Sean O'Hollaren is American business executive and government official. He was a Commissioner at the Port of Portland from June 2018 to December 2022, serving as the Commissions Treasurer during the Port's largest capital expansion. In 2023 he served as Chief External Affairs Officer at Albemarle, a global specialty chemicals company. In October 2025, he became Senior Vice President, Government and External Affairs, NetJets/FlightSafety based in Columbus, Ohio.

== Education ==
In 1979–1983, O'Hollaren earned his Bachelor of Science degree in Political Science and Psychology from Willamette University in Salem, Oregon, where he now serves as a Trustee.

In 1989–1990, he completed the Certificate program in Business Management at Georgetown University.

== Career ==
His career start was as an intern on the U.S. Senate Committee on Commerce, Science and Transportation. From March 1985 to March 1989, he served as Legislative Assistant to U.S. Senators Bob Packwood Mark O. Hatfield, Washington, D.C.

From March 1989, he was Professional Staff on the U.S. Senate Committee on Appropriations, Washington, D.C. In 1992, he joined Union Pacific Corp as Director of Tax and Environment. He remained there until March 2001.

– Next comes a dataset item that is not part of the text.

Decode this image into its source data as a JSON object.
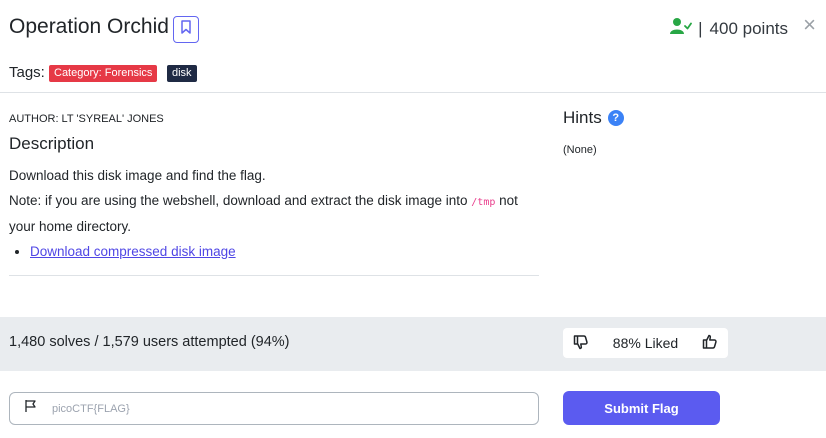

In May 2001, he was confirmed to the post of Assistant Secretary of Transportation, Legislative and Intergovernmental Affairs, serving under Sec. Norman Mineta, during the 9/11 attacks and the creation of the Transportation Security Administration and creation of the Department of Homeland Security.

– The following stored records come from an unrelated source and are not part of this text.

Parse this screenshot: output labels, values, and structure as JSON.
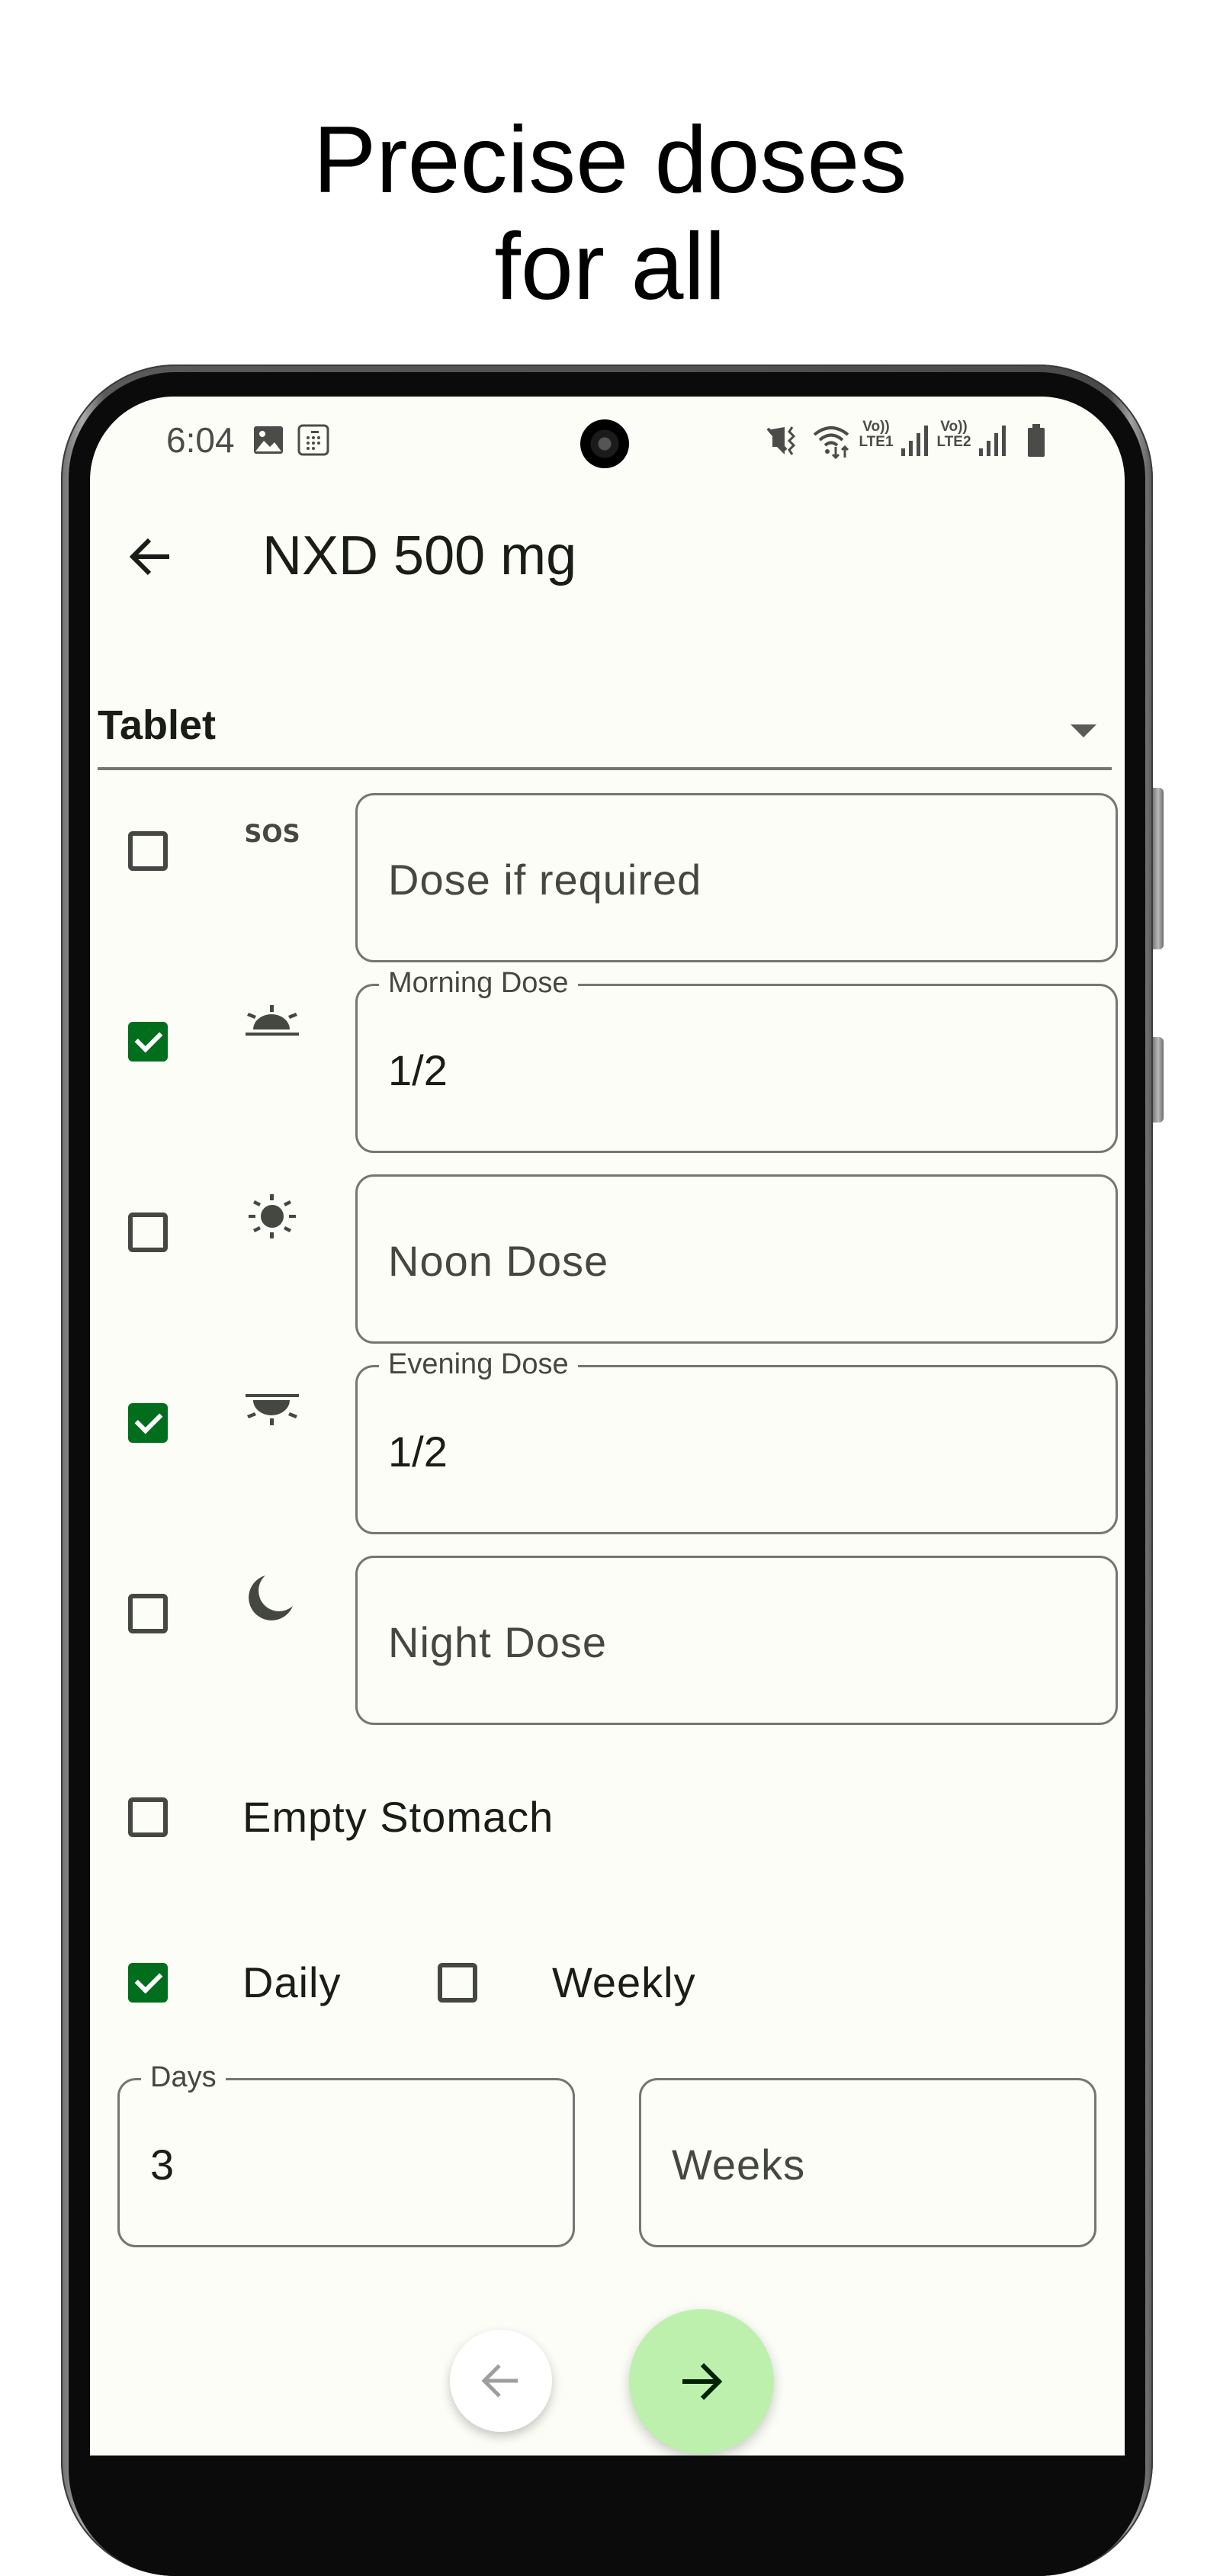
{
  "headline": {
    "line1": "Precise doses",
    "line2": "for all"
  },
  "status_bar": {
    "time": "6:04",
    "left_icons": [
      "image-notification-icon",
      "calendar-grid-notification-icon"
    ],
    "right_icons": [
      "mute-vibrate-icon",
      "wifi-data-icon",
      "volte-lte1-icon",
      "signal-1-icon",
      "volte-lte2-icon",
      "signal-2-icon",
      "battery-icon"
    ],
    "lte1_top": "Vo))",
    "lte1_bottom": "LTE1",
    "lte2_top": "Vo))",
    "lte2_bottom": "LTE2"
  },
  "app_bar": {
    "back_icon": "arrow-left-icon",
    "title": "NXD 500 mg"
  },
  "form_dropdown": {
    "selected": "Tablet"
  },
  "dose_rows": [
    {
      "id": "sos",
      "icon": "sos-icon",
      "checked": false,
      "label": "",
      "placeholder": "Dose if required",
      "value": ""
    },
    {
      "id": "morning",
      "icon": "sunrise-icon",
      "checked": true,
      "label": "Morning Dose",
      "placeholder": "",
      "value": "1/2"
    },
    {
      "id": "noon",
      "icon": "sun-icon",
      "checked": false,
      "label": "",
      "placeholder": "Noon Dose",
      "value": ""
    },
    {
      "id": "evening",
      "icon": "sunset-icon",
      "checked": true,
      "label": "Evening Dose",
      "placeholder": "",
      "value": "1/2"
    },
    {
      "id": "night",
      "icon": "moon-icon",
      "checked": false,
      "label": "",
      "placeholder": "Night Dose",
      "value": ""
    }
  ],
  "empty_stomach": {
    "label": "Empty Stomach",
    "checked": false
  },
  "frequency": {
    "daily": {
      "label": "Daily",
      "checked": true
    },
    "weekly": {
      "label": "Weekly",
      "checked": false
    }
  },
  "duration": {
    "days": {
      "label": "Days",
      "value": "3"
    },
    "weeks": {
      "placeholder": "Weeks",
      "value": ""
    }
  },
  "nav": {
    "prev_icon": "arrow-left-icon",
    "next_icon": "arrow-right-icon"
  },
  "colors": {
    "checkbox_checked": "#006e1c",
    "fab_next": "#bdf0ad",
    "screen_bg": "#fcfdf7",
    "outline": "#747672"
  }
}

In June 2003, President George W. Bush tapped him to serve as Special Assistant to the President in the White House Office of Legislative Affairs, where he also served as Deputy Assistant to the President, heading up the White House liaison to the U.S. Senate.

In 2007, he returned to the private sector, joining Honeywell as vice president, Global Government Relations. In November 2012, he joined Nike, Inc. as Senior Vice President, Government and Public Affairs, where he served until his retirement in December 2020.

In 2017 — 2020, O'Hollaren served as chairman of the Board of Directors of the World Federation of the Sporting Goods Industry, based in Berne, Switzerland. In 2018 O'Hollaren was appointed by Oregon Governor Kate Brown to the Port of Portland Commission. In November 2022, he was appointed as CEAO at Albemarle, Inc. in Charlotte, N.C. He left the company on August 14, 2023.